Violence against Asian women: Why not covered? Why doesn’t it matter?

This post will inevitably be discombobulated. I have never posted to Feministing before but I am filled with deep sadness. Last month in Virginia Tech, a Chinese female graduate student, Xin Yang, was decapitated by a 25-year old male Chinese international student, Haiyang Zhu. It happened in a scene or setting most of us could see ourselves in–sitting in a cafe near the University with a male acquaintance. It happened as seven other people were present. It was no ordinary killing–Zhu decapitated Yang with a kitchen knife. Here is the story:
Some of the comments in Xin Yang’s Facebook memorial page truly sickened me and reminded me once again about the grossly unequal gender relations that beset China.
Here are two of them:
from Dong Ding:
“One reason is that female are generally easiler to use their body to get somenthing, and especially among Chinese oversea students, she takes use of being beautiful and takes advantages of the weakness of men, only this time she met a different man…Second reason is that female are much easier to be indulged in a carefree or voluptuous way of life, she went to a place where sensuous satisfaction is near hand, she grasps all of it and tries to pay nothing for it. Third reason is that Beijing local youth are quite spoiled by their family, after going aborad, she tries be the same dandled babe on the knees of different men. She even theatens a to-be boyfriend for money compensation for having sex with him!
In one word, she is the victim of her own life pattern.”
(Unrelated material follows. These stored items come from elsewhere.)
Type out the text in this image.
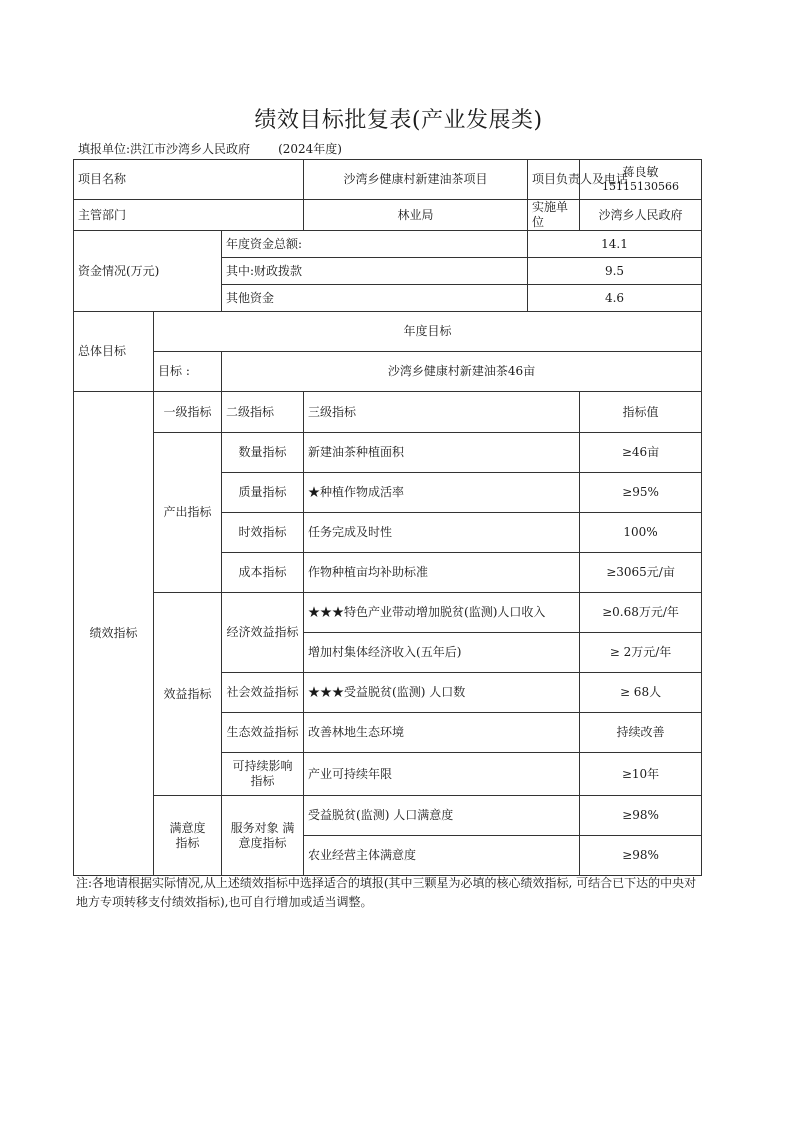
绩效目标批复表(产业发展类)
填报单位:洪江市沙湾乡人民政府 (2024年度)
项目名称			沙湾乡健康村新建油茶项目	项目负责人及电话	蒋良敏
15115130566

主管部门			林业局	实施单位	沙湾乡人民政府
资金情况(万元)		年度资金总额:		14.1	
		其中:财政拨款		9.5	
		其他资金		4.6	
总体目标	年度目标				
	目标 :	沙湾乡健康村新建油茶46亩			
绩效指标	一级指标	二级指标	三级指标		指标值
	产出指标	数量指标	新建油茶种植面积		≥46亩
		质量指标	★种植作物成活率		≥95%
		时效指标	任务完成及时性		100%
		成本指标	作物种植亩均补助标准		≥3065元/亩
	效益指标	经济效益指标	★★★特色产业带动增加脱贫(监测)人口收入		≥0.68万元/年
			增加村集体经济收入(五年后)		≥ 2万元/年
		社会效益指标	★★★受益脱贫(监测) 人口数		≥ 68人
		生态效益指标	改善林地生态环境		持续改善
		可持续影响指标	产业可持续年限		≥10年
	满意度指标	服务对象 满意度指标	受益脱贫(监测) 人口满意度		≥98%
			农业经营主体满意度		≥98%
注:各地请根据实际情况,从上述绩效指标中选择适合的填报(其中三颗星为必填的核心绩效指标, 可结合已下达的中央对地方专项转移支付绩效指标),也可自行增加或适当调整。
And another from Tian Cai:
“There are always some childish girls who feel that they can take advantages from the guys around them simply because they’ve got good looking faces, Yang is no exception. They should think about why the heavens are the guys obligated to help them anyway!”
In both comments by what I assume are Chinese men living abroad, Yang was blamed for having a “good looking face” or being desirable as a female. These are gross depictions of victim-blaming in an exceptionally horrific case. In both comments, women are reduced to sexual teases by the Chinese men who covet them. In both comments lies the assumption of women not having agency over their bodies, of the notion that women’s bodies belong to the public domain.
Selfishly, another angle of why I’m shocked is that I didn’t find out about this killing back when it happened in late January. The New York Times only ran a brief paragraph on it that did not count as an article. None of the feminist blogs I visit gave any mention of it.
Was this not a feminist issue? That a 25-year-old Chinese man murdered a 22-year old Chinese woman on a campus, in the presence of 7 others? That he murdered her out of what can only be assumed as a need to sexually possess her? And secondly, the minority of women who are least likely to report rape are Asian women. The stereotype of meekness that besets Asian women and renders them as Other continues to perpetuate the media, and I don’t see much of it dissected in the feminist blogs I visit. More than that, I just am surprised how few feminist blogs mentioned this story. Why didn’t this horrendous account of violence against an Asian woman count?